Prefab Sprout - Steve McQueen (1985)
Dopo qualche singolo, nel 1984 pubblicano Swoon, convincente esordio, che incuriosisce molto Elvis Costello ma soprattutto Thomas Dolby, genio dei synth e futuro musicista e inventore (per chi ha qualche anno in più, suo era il Beatnik software con cui si facevano le suonerie personalizzate sui Nokia di 25 anni fa). Insieme a Dolby entrano nei Nomis Studios di Londra dove in 5 settimane registrano un disco che, e non temo a dirlo, è uno dei dischi pop più belli di sempre e uno dei dischi inglesi più significativi degli anni '80.

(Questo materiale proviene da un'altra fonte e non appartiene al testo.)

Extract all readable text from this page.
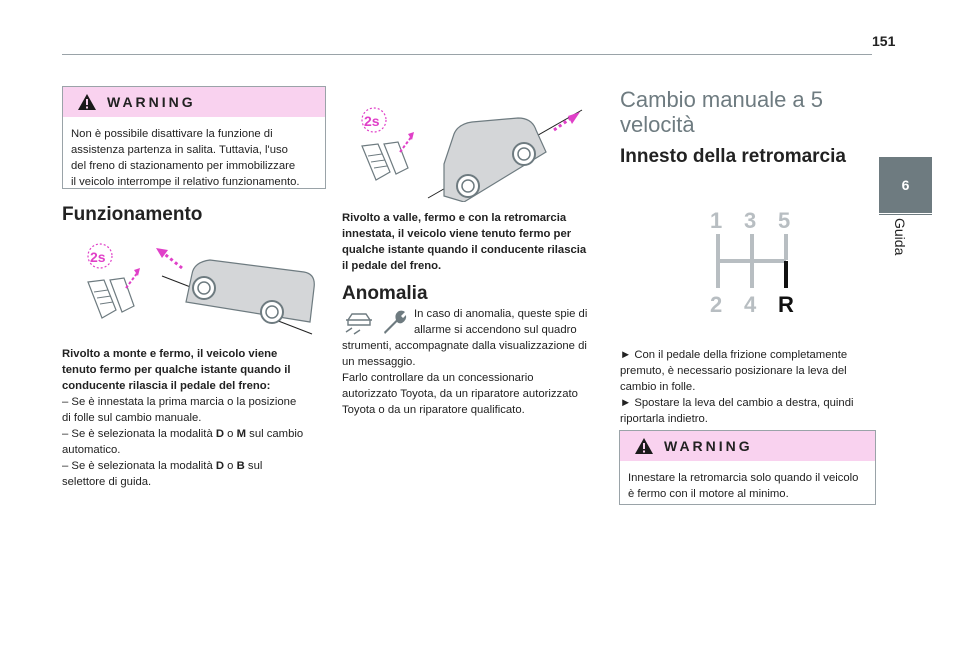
151
6
Guida
WARNING
Non è possibile disattivare la funzione di
assistenza partenza in salita. Tuttavia, l'uso
del freno di stazionamento per immobilizzare
il veicolo interrompe il relativo funzionamento.
Funzionamento
2s
Rivolto a monte e fermo, il veicolo viene
tenuto fermo per qualche istante quando il
conducente rilascia il pedale del freno:
– Se è innestata la prima marcia o la posizione
di folle sul cambio manuale.
– Se è selezionata la modalità D o M sul cambio
automatico.
– Se è selezionata la modalità D o B sul
selettore di guida.
2s
Rivolto a valle, fermo e con la retromarcia
innestata, il veicolo viene tenuto fermo per
qualche istante quando il conducente rilascia
il pedale del freno.
Anomalia
In caso di anomalia, queste spie di
allarme si accendono sul quadro
strumenti, accompagnate dalla visualizzazione di
un messaggio.
Farlo controllare da un concessionario
autorizzato Toyota, da un riparatore autorizzato
Toyota o da un riparatore qualificato.
Cambio manuale a 5
velocità
Innesto della retromarcia
1 3 5
2 4 R
► Con il pedale della frizione completamente
premuto, è necessario posizionare la leva del
cambio in folle.
► Spostare la leva del cambio a destra, quindi
riportarla indietro.
WARNING
Innestare la retromarcia solo quando il veicolo
è fermo con il motore al minimo.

Con il nuovo batterista Neil Conti, Steve McQueen è un gioiello pop, sofisticato il giusto, canzoni semplici ma indimenticabili, leggere ma tutt'altro che banali, zuccherose ma non stucchevoli. Un capolavoro di equilibrio tra pop jazz, arrangiamenti lievi ma decisivi, un tocco musicale generale che suona ancora così bene dopo 4 decenni, in un panorama musicale che non comprende più un genere di pop sofisticato, ahimè, fagocitato da gusti ben diversi. Nasce qui il piccolo culto per Paddy McAloon: compositore maliziosamente sprezzante, le cui canzoni esplorano debolezze umane come il rimpianto (Bonny), la lussuria (Appetite) e l'infedeltà (Horsin' Around) con cinica intuizione e un tocco sarcastico; è anche straordinariamente adattabile, passando con facilità dal finto country di Faron Young alla maestosa grazia pop di Moving The River. A volte, forse, le sue pretese hanno la meglio su di lui (come in Desire As), e diventeranno proverbiali i suoi testi, che visti con gli occhi di oggi appaiono a volte forse fin troppo pungenti. Ultima perla: il singolo, When Love Breaks Down, fu registrato con la produzione di Phil Thornalley, che diventerà il bassista dei The Cure di Robert Smith.
Il disco uscì negli USA con il nome di Two Wheels Good per l'opposizione degli eredi di Steve McQueen all'uso del nome. Ma sin da subito verrà osannato dalla critica e dal pubblico: in top 20 britannica, un seguito di amatori ancora grande, e posti d'eccellenza nelle classifica retrospettive, come al n. 47 in un sondaggio del 1993 del Times sui dischi più belli di sempre, al n. 90 in un sondaggio del 1995 di Mojo e al n. 61 in un sondaggio del 1997 del Guardian. È stato anche selezionato nel libro 1001 Albums You Must Hear Before You Die. Anche in Italia vivranno un momento d'oro tanto che suoneranno al Festival di Sanremo nel 1986.
Ci vorranno tre anni per il ritorno ai dischi, nel 1988, con From Langley Park To Memphis, con ospiti di lusso (Pete Townshend degli Who e Stevie Wonder),ma sebbene il suono sia sempre bello e levigato, hanno perso un po' di magia. La loro carriera è continuata ancora per decenni, anche con album molto belli (ricordo il concept Jordan: The Comeback del 1990, che parla di religione e del mondo del 2000) ma non sono più riusciti a toccare il livello di questo piccolo disco di culto, che periodicamente ascolto, per liberarmi un po' delle fatiche.